“Quando a verdade ameaça lucros, a mentira ganha megafone.” Essa frase resume o espírito de Merchants of Doubt (2014), documentário de Robert Kenner inspirado no livro de Naomi Oreskes e Erik M. Conway. A obra revela como empresas e políticos se apropriaram da manipulação da informação para proteger interesses econômicos, desacreditar a ciência e atrasar respostas urgentes a crises globais.
O negócio da desinformação
A premissa do documentário é clara: a dúvida pode ser vendida como produto. Corporações aprenderam, desde os tempos da indústria do tabaco, que semear incerteza na opinião pública é mais eficaz do que negar diretamente os fatos. A estratégia cria a sensação de que “não há consenso”, abrindo espaço para adiar regulações e manter lucros intactos.

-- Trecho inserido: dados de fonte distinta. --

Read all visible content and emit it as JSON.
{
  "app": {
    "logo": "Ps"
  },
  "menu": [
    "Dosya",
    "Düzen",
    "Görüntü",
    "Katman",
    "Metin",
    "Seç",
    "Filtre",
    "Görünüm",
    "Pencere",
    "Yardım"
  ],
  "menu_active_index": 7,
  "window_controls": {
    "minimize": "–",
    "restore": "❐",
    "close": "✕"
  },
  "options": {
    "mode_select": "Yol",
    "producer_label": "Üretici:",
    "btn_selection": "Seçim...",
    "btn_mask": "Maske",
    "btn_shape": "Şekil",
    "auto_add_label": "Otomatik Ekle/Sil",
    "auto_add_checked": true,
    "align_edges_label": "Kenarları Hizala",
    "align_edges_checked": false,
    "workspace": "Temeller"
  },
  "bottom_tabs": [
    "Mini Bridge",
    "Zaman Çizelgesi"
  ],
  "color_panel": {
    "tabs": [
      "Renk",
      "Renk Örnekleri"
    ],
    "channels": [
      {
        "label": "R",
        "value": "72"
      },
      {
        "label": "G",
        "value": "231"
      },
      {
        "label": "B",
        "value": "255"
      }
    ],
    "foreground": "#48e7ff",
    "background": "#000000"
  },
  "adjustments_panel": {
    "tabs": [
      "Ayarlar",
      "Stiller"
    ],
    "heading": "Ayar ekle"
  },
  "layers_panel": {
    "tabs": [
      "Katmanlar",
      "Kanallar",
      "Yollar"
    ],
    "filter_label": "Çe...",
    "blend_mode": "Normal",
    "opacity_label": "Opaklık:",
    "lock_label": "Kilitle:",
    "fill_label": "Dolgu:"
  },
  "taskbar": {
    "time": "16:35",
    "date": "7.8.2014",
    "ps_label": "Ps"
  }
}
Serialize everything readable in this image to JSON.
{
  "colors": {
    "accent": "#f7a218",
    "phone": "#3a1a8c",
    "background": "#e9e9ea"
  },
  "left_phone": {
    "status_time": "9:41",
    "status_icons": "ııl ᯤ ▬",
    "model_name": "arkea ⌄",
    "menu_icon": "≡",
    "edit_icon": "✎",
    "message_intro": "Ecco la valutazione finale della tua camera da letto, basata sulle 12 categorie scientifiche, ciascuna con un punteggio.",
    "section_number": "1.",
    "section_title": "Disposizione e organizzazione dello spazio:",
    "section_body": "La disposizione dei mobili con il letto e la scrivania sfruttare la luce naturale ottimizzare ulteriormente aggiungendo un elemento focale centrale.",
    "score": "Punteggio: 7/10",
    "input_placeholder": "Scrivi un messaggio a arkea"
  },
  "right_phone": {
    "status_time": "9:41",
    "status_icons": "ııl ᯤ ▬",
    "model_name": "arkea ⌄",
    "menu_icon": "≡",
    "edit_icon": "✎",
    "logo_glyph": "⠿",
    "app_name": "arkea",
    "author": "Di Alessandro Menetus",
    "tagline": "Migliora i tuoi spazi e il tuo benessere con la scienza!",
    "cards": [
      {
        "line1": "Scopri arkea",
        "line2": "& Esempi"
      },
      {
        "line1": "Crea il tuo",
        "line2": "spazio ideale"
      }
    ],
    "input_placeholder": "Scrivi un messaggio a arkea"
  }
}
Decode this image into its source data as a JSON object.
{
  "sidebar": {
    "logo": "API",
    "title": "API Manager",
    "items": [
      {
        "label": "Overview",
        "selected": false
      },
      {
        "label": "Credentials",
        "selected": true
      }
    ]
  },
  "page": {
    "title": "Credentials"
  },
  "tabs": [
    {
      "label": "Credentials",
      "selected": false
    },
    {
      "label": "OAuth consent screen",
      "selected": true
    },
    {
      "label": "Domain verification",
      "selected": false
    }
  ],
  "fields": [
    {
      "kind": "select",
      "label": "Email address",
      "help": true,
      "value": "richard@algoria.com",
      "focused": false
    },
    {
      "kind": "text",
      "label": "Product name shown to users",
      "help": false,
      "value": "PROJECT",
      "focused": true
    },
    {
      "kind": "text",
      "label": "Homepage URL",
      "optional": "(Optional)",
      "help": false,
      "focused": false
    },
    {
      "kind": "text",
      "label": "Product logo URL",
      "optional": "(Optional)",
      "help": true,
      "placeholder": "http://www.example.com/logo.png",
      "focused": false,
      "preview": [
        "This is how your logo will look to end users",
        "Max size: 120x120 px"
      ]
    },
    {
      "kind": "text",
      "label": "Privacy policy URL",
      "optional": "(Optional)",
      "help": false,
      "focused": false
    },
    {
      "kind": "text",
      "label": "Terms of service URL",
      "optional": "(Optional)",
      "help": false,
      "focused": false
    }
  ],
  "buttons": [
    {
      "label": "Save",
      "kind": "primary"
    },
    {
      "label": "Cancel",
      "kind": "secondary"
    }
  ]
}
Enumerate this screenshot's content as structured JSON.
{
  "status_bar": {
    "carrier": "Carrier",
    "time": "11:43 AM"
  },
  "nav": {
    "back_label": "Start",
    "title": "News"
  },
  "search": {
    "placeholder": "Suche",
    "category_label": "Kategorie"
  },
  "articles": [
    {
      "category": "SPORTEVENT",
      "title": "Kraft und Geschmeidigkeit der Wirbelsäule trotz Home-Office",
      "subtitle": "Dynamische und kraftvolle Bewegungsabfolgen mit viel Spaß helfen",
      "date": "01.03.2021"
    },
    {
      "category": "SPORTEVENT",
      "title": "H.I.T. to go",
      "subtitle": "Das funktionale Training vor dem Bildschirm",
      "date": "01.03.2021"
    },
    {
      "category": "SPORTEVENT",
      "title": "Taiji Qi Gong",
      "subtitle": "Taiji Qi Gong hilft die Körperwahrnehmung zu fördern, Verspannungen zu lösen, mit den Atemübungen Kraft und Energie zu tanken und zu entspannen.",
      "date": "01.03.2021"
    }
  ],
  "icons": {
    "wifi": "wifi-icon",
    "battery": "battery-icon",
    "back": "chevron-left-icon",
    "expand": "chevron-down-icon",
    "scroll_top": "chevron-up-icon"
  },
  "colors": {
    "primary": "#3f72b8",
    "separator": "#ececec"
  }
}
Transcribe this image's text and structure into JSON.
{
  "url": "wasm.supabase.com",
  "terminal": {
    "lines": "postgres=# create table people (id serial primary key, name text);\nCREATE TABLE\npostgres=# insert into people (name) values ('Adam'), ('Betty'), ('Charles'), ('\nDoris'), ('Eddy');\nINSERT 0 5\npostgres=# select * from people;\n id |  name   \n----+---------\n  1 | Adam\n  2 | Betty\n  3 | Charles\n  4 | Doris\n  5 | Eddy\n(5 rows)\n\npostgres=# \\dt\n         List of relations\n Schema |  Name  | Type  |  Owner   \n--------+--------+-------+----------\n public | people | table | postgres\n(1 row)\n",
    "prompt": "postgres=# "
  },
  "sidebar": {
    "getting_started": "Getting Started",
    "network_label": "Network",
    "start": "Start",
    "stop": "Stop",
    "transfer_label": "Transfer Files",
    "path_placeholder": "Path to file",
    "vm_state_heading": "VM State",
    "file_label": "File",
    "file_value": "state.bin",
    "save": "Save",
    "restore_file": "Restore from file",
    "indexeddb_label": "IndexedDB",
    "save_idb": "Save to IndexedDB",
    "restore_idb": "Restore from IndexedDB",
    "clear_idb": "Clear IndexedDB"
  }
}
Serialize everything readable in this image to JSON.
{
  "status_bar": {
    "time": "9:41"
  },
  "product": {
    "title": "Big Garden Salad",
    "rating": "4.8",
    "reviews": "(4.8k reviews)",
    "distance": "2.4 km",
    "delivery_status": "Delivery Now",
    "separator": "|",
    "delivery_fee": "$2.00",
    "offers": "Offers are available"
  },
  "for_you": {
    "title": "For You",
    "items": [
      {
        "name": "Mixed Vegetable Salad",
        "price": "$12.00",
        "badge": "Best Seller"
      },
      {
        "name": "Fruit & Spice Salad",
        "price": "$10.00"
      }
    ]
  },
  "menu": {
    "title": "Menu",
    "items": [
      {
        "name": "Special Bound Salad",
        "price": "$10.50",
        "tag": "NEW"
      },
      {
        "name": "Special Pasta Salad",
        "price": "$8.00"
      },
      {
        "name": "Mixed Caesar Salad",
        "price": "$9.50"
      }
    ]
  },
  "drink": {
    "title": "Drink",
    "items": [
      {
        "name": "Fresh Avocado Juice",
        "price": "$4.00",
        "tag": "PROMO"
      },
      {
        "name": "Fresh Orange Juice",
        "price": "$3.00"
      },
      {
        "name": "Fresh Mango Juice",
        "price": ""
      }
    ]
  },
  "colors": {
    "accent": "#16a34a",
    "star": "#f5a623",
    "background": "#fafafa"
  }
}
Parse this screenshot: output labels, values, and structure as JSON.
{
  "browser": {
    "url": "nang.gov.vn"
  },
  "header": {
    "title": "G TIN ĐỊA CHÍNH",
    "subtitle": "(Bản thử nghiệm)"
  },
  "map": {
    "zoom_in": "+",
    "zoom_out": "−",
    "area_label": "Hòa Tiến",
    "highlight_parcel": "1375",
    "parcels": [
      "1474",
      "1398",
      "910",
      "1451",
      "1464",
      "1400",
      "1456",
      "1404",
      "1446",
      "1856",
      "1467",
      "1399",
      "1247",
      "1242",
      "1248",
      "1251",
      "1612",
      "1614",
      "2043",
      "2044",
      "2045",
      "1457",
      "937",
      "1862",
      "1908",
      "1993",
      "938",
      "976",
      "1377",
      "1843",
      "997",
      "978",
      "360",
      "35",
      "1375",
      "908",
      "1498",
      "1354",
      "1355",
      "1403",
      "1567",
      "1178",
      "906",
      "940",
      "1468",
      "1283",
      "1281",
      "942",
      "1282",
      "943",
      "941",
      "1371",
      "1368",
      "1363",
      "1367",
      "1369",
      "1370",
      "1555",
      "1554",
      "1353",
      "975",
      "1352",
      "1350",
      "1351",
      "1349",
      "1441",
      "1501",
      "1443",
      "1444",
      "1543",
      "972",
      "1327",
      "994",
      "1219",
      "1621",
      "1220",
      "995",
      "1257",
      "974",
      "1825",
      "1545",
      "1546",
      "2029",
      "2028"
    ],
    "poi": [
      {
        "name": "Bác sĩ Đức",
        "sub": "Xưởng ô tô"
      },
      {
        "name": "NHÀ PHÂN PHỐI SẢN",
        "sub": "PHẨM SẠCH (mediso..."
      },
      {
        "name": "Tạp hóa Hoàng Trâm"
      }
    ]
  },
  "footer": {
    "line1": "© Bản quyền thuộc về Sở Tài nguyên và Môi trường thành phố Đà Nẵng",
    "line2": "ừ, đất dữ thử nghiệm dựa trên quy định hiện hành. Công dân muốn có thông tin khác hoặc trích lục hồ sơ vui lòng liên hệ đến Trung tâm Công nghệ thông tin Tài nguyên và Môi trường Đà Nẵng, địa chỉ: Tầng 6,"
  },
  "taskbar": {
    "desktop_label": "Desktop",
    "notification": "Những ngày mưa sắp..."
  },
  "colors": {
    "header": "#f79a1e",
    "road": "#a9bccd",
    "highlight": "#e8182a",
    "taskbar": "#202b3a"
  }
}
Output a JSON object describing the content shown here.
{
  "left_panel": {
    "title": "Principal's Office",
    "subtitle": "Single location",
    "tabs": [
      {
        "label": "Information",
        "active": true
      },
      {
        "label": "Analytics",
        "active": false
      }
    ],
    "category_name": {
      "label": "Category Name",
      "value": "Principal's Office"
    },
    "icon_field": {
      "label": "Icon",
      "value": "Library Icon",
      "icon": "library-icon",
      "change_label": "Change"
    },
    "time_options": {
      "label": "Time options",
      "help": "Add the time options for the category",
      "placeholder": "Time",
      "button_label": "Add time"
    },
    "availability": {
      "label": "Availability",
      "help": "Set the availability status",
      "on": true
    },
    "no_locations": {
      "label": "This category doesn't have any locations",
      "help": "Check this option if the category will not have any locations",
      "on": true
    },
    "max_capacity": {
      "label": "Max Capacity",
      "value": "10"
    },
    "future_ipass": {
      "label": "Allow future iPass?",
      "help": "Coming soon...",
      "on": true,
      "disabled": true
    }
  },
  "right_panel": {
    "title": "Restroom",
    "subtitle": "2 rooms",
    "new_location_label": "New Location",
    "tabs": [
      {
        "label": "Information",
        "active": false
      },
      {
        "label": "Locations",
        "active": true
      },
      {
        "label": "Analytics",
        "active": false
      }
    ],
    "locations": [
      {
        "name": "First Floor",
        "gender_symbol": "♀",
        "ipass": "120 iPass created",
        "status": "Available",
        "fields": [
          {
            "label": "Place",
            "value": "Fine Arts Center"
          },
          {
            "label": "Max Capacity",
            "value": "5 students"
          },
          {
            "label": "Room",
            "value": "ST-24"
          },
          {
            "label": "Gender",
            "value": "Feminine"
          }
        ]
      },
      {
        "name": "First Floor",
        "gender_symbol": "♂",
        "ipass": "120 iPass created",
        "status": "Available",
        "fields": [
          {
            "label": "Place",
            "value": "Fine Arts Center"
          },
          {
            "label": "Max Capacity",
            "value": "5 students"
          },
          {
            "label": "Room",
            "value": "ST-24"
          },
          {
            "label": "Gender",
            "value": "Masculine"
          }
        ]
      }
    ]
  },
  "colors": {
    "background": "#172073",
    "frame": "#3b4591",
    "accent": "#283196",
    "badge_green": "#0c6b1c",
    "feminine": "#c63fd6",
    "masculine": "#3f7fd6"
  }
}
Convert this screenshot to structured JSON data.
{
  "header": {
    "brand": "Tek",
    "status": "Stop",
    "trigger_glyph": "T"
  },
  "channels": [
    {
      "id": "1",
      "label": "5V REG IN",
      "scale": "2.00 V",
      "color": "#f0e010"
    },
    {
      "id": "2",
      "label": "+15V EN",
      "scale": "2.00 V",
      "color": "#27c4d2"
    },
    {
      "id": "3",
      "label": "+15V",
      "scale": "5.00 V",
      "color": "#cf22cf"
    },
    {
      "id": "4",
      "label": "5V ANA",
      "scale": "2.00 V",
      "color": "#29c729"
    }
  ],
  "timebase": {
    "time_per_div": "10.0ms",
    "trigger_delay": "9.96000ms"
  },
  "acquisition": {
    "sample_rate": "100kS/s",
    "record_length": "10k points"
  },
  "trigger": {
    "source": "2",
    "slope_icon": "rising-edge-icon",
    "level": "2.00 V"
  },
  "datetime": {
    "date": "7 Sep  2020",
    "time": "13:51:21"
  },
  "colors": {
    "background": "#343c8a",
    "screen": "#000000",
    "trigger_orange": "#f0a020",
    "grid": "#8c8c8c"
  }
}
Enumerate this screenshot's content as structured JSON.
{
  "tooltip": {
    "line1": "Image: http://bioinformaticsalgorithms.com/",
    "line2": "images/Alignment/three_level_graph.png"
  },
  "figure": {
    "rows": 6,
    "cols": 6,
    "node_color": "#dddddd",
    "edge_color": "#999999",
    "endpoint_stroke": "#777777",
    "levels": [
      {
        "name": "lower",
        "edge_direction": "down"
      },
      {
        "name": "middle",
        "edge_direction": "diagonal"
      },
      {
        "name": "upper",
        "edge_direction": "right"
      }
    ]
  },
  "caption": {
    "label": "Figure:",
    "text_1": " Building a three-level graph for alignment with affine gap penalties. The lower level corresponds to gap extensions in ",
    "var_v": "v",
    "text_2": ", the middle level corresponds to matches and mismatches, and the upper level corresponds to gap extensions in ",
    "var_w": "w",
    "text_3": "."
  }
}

Esse padrão se repete em diferentes áreas — do cigarro aos pesticidas, da poluição química às mudanças climáticas. O filme mostra que, por trás de discursos aparentemente legítimos, existe uma engrenagem poderosa de lobby e marketing dedicada a confundir o cidadão comum.
Ciência sob ataque
Ao entrevistar cientistas e historiadores, o documentário evidencia como a credibilidade da pesquisa se torna alvo de campanhas sistemáticas. Em vez de confrontar dados, os grupos de interesse atacam a integridade dos mensageiros, plantando a ideia de que a ciência seria apenas mais uma “opinião”.
Essa ofensiva contra o conhecimento não é apenas uma disputa de narrativas, mas uma ameaça real à tomada de decisões coletivas. Quando a ciência é desacreditada, abre-se espaço para políticas frágeis, ineficazes ou até nocivas, que perpetuam desigualdades e atrasam soluções urgentes para problemas globais.
Clima em xeque
O caso mais emblemático abordado é o das mudanças climáticas. Tal como ocorreu com a indústria do tabaco, empresas de energia e políticos alinhados financiaram campanhas para desacreditar o consenso científico sobre o aquecimento global. A tática funcionou: por décadas, debates foram desviados, projetos de lei paralisados e a opinião pública confundida.
Esse atraso não foi apenas simbólico. Custou tempo valioso em que medidas poderiam ter sido tomadas para reduzir emissões e preparar sociedades para enfrentar os impactos ambientais. A fabricação da dúvida, nesse contexto, não é apenas um truque retórico, mas uma escolha que compromete o futuro de gerações inteiras.
Ilusionismo e manipulação
Um dos elementos visuais mais marcantes de Merchants of Doubt é o uso da metáfora do ilusionismo. Assim como mágicos desviam a atenção da plateia para realizar seus truques, lobistas e comunicadores corporativos manipulam narrativas para ocultar a realidade. O filme sugere que a desinformação é, em essência, um espetáculo ensaiado, no qual a verdade é deliberadamente encoberta.
Esse recurso narrativo ajuda a traduzir um tema complexo em linguagem acessível. Mais do que explicar dados e relatórios, o documentário expõe a lógica da manipulação, permitindo que o espectador reconheça padrões que se repetem até hoje em debates sobre ciência, política e economia.
Responsabilidade e vigilância pública
Ao escancarar os bastidores da indústria da dúvida, o documentário aponta para a necessidade de maior responsabilidade de empresas, governos e instituições. Mas também lança um chamado à sociedade: é preciso desenvolver senso crítico para identificar manipulações e exigir transparência.
A desinformação não é apenas um obstáculo à ciência, mas um mecanismo que perpetua desigualdades. Populações mais vulneráveis são as primeiras a sofrer as consequências de políticas baseadas em falácias. Nesse sentido, Merchants of Doubt convida a enxergar a luta pela verdade não apenas como uma questão acadêmica, mas como um ato de justiça social.